The head sculpture would take pride of place in May 2019, at the memorial service for Fenella, held at St. Paul’s, the ‘Actor’s Church’ in Covent Garden, where a plaque was unveiled, and eulogies were delivered by Gyles Brandreth and Mark Kermode, with Sian Phillips and Anita Harris sharing anecdotes; a poetic tribute from Barry Cryer; and music from Cleo Laine and Erasure’s Andy Bell. Also in attendance were Prunella Scales, Timothy West, Vicki Michelle, Miriam Margolyes, Valerie Leon, Liza Goddard, Bonnie Langford and Rebecca Front, among others.
Gallery 286 is situated in the home of manager Jonathan Ross, echoing the sense of intimacy that the artists felt in Fenella’s flat. The new portraits featured in Fenella Fielding: Actress are displayed together in the main gallery room, with red walls throwing each image into dramatic relief (and mirroring Fenella’s red velvet dress from Carry On Screaming!) The other works, along with items of her personal property, are showcased in a white-walled room downstairs.
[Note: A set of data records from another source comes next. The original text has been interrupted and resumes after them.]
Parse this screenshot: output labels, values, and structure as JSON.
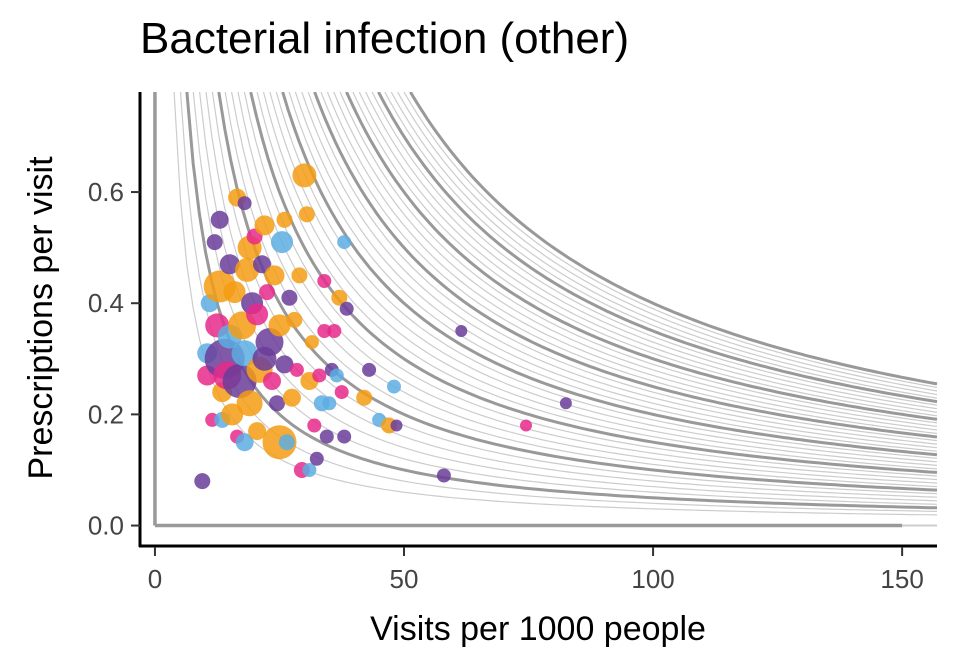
{
  "chart_data": {
    "type": "scatter",
    "title": "Bacterial infection (other)",
    "xlabel": "Visits per 1000 people",
    "ylabel": "Prescriptions per visit",
    "xlim": [
      -3,
      157
    ],
    "ylim": [
      -0.035,
      0.78
    ],
    "x_ticks": [
      "0",
      "50",
      "100",
      "150"
    ],
    "y_ticks": [
      "0.0",
      "0.2",
      "0.4",
      "0.6"
    ],
    "grid": false,
    "colors": {
      "purple": "#6a3d9a",
      "pink": "#e7298a",
      "orange": "#f39c12",
      "blue": "#5dade2",
      "reference": "#999999",
      "reference_minor": "#cccccc"
    },
    "reference_curves": {
      "minor_products": [
        3,
        4,
        6,
        7,
        8,
        9,
        11,
        12,
        13,
        14,
        16,
        17,
        18,
        19,
        21,
        22,
        23,
        24,
        26,
        27,
        28,
        29,
        31,
        32,
        33,
        34,
        36,
        37,
        38,
        39
      ],
      "major_products": [
        5,
        10,
        15,
        20,
        25,
        30,
        35,
        40
      ]
    },
    "points": [
      {
        "x": 9.5,
        "y": 0.08,
        "c": "purple",
        "s": 8
      },
      {
        "x": 10.5,
        "y": 0.27,
        "c": "pink",
        "s": 10
      },
      {
        "x": 10.5,
        "y": 0.31,
        "c": "blue",
        "s": 10
      },
      {
        "x": 11,
        "y": 0.4,
        "c": "blue",
        "s": 9
      },
      {
        "x": 11.5,
        "y": 0.19,
        "c": "pink",
        "s": 7
      },
      {
        "x": 12,
        "y": 0.51,
        "c": "purple",
        "s": 8
      },
      {
        "x": 12.5,
        "y": 0.36,
        "c": "pink",
        "s": 12
      },
      {
        "x": 13,
        "y": 0.55,
        "c": "purple",
        "s": 9
      },
      {
        "x": 13,
        "y": 0.43,
        "c": "orange",
        "s": 16
      },
      {
        "x": 13.5,
        "y": 0.24,
        "c": "orange",
        "s": 10
      },
      {
        "x": 13.5,
        "y": 0.19,
        "c": "blue",
        "s": 8
      },
      {
        "x": 14,
        "y": 0.3,
        "c": "purple",
        "s": 20
      },
      {
        "x": 14.5,
        "y": 0.27,
        "c": "pink",
        "s": 14
      },
      {
        "x": 15,
        "y": 0.47,
        "c": "purple",
        "s": 10
      },
      {
        "x": 15,
        "y": 0.34,
        "c": "blue",
        "s": 12
      },
      {
        "x": 15.5,
        "y": 0.2,
        "c": "orange",
        "s": 11
      },
      {
        "x": 16,
        "y": 0.42,
        "c": "orange",
        "s": 11
      },
      {
        "x": 16.5,
        "y": 0.59,
        "c": "orange",
        "s": 9
      },
      {
        "x": 16.5,
        "y": 0.16,
        "c": "pink",
        "s": 7
      },
      {
        "x": 17,
        "y": 0.26,
        "c": "purple",
        "s": 17
      },
      {
        "x": 17.5,
        "y": 0.36,
        "c": "orange",
        "s": 14
      },
      {
        "x": 18,
        "y": 0.58,
        "c": "purple",
        "s": 7
      },
      {
        "x": 18,
        "y": 0.31,
        "c": "blue",
        "s": 13
      },
      {
        "x": 18,
        "y": 0.15,
        "c": "blue",
        "s": 9
      },
      {
        "x": 18.5,
        "y": 0.46,
        "c": "orange",
        "s": 12
      },
      {
        "x": 19,
        "y": 0.22,
        "c": "orange",
        "s": 13
      },
      {
        "x": 19,
        "y": 0.5,
        "c": "orange",
        "s": 12
      },
      {
        "x": 19.5,
        "y": 0.4,
        "c": "purple",
        "s": 11
      },
      {
        "x": 20,
        "y": 0.52,
        "c": "pink",
        "s": 8
      },
      {
        "x": 20.5,
        "y": 0.38,
        "c": "pink",
        "s": 11
      },
      {
        "x": 20.5,
        "y": 0.17,
        "c": "orange",
        "s": 9
      },
      {
        "x": 21,
        "y": 0.28,
        "c": "orange",
        "s": 13
      },
      {
        "x": 21.5,
        "y": 0.47,
        "c": "purple",
        "s": 9
      },
      {
        "x": 22,
        "y": 0.54,
        "c": "orange",
        "s": 10
      },
      {
        "x": 22,
        "y": 0.3,
        "c": "purple",
        "s": 12
      },
      {
        "x": 22.5,
        "y": 0.42,
        "c": "pink",
        "s": 8
      },
      {
        "x": 23,
        "y": 0.33,
        "c": "purple",
        "s": 14
      },
      {
        "x": 23.5,
        "y": 0.26,
        "c": "pink",
        "s": 9
      },
      {
        "x": 24,
        "y": 0.45,
        "c": "orange",
        "s": 10
      },
      {
        "x": 24.5,
        "y": 0.22,
        "c": "purple",
        "s": 8
      },
      {
        "x": 25,
        "y": 0.15,
        "c": "orange",
        "s": 17
      },
      {
        "x": 25,
        "y": 0.36,
        "c": "orange",
        "s": 11
      },
      {
        "x": 25.5,
        "y": 0.51,
        "c": "blue",
        "s": 11
      },
      {
        "x": 26,
        "y": 0.55,
        "c": "orange",
        "s": 8
      },
      {
        "x": 26,
        "y": 0.29,
        "c": "purple",
        "s": 9
      },
      {
        "x": 26.5,
        "y": 0.15,
        "c": "blue",
        "s": 8
      },
      {
        "x": 27,
        "y": 0.41,
        "c": "purple",
        "s": 8
      },
      {
        "x": 27.5,
        "y": 0.23,
        "c": "orange",
        "s": 9
      },
      {
        "x": 28,
        "y": 0.37,
        "c": "orange",
        "s": 8
      },
      {
        "x": 28.5,
        "y": 0.28,
        "c": "pink",
        "s": 7
      },
      {
        "x": 29,
        "y": 0.45,
        "c": "orange",
        "s": 8
      },
      {
        "x": 29.5,
        "y": 0.1,
        "c": "pink",
        "s": 8
      },
      {
        "x": 30,
        "y": 0.63,
        "c": "orange",
        "s": 12
      },
      {
        "x": 30.5,
        "y": 0.56,
        "c": "orange",
        "s": 8
      },
      {
        "x": 31,
        "y": 0.26,
        "c": "orange",
        "s": 9
      },
      {
        "x": 31,
        "y": 0.1,
        "c": "blue",
        "s": 7
      },
      {
        "x": 31.5,
        "y": 0.33,
        "c": "orange",
        "s": 7
      },
      {
        "x": 32,
        "y": 0.18,
        "c": "pink",
        "s": 7
      },
      {
        "x": 32.5,
        "y": 0.12,
        "c": "purple",
        "s": 7
      },
      {
        "x": 33,
        "y": 0.27,
        "c": "pink",
        "s": 7
      },
      {
        "x": 33.5,
        "y": 0.22,
        "c": "blue",
        "s": 8
      },
      {
        "x": 34,
        "y": 0.35,
        "c": "pink",
        "s": 7
      },
      {
        "x": 34,
        "y": 0.44,
        "c": "pink",
        "s": 7
      },
      {
        "x": 34.5,
        "y": 0.16,
        "c": "purple",
        "s": 7
      },
      {
        "x": 35,
        "y": 0.22,
        "c": "blue",
        "s": 7
      },
      {
        "x": 35.5,
        "y": 0.28,
        "c": "purple",
        "s": 7
      },
      {
        "x": 36,
        "y": 0.35,
        "c": "pink",
        "s": 7
      },
      {
        "x": 36.5,
        "y": 0.27,
        "c": "blue",
        "s": 7
      },
      {
        "x": 37,
        "y": 0.41,
        "c": "orange",
        "s": 8
      },
      {
        "x": 37.5,
        "y": 0.24,
        "c": "pink",
        "s": 7
      },
      {
        "x": 38,
        "y": 0.51,
        "c": "blue",
        "s": 7
      },
      {
        "x": 38,
        "y": 0.16,
        "c": "purple",
        "s": 7
      },
      {
        "x": 38.5,
        "y": 0.39,
        "c": "purple",
        "s": 7
      },
      {
        "x": 42,
        "y": 0.23,
        "c": "orange",
        "s": 8
      },
      {
        "x": 43,
        "y": 0.28,
        "c": "purple",
        "s": 7
      },
      {
        "x": 45,
        "y": 0.19,
        "c": "blue",
        "s": 7
      },
      {
        "x": 47,
        "y": 0.18,
        "c": "orange",
        "s": 8
      },
      {
        "x": 48,
        "y": 0.25,
        "c": "blue",
        "s": 7
      },
      {
        "x": 48.5,
        "y": 0.18,
        "c": "purple",
        "s": 6
      },
      {
        "x": 58,
        "y": 0.09,
        "c": "purple",
        "s": 7
      },
      {
        "x": 61.5,
        "y": 0.35,
        "c": "purple",
        "s": 6
      },
      {
        "x": 74.5,
        "y": 0.18,
        "c": "pink",
        "s": 6
      },
      {
        "x": 82.5,
        "y": 0.22,
        "c": "purple",
        "s": 6
      }
    ]
  }
}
“The other way that I’ve tried to give Fenella a voice in the exhibition is to present some of her very witty comments on the wall as photo posters,” co-curator Simon McKay says. “You can see the full range in the shop on the Fenella website. Mostly, I found the quotes in old magazine interviews from the 60s and 70s. Some, including the notes on what Fenella wants from her life, were written in a notebook in her handwriting.”
“Fenella’s archive contains two large boxes of wigs,” Simon tells me. “Darren Evans selected and styled the two wigs on display and added eyelashes of the type he used to put on her. (Darren did Fenella’s hair and make up a number of times in the last year or so of her life.) We’ve displayed three items of Fenella’s evening wear, which includes a blue/grey Germinal Rangel dress that she was banned from wearing on Juke Box Jury in 1964 because it was too low cut for her to wear on teatime TV; there’s a Gina Fratini flowing dress that Fenella wore a number of times in the mid-70s to events she attended and a 20 Years of ITV television special. The final outfit was made by Neil Cunningham for her 90th birthday. Neil padded and pinned all of the outfits on display. The other exhibit – that I can’t capture in a photograph – is her scent. Each day, I spray the wigs with Fenella’s perfume.”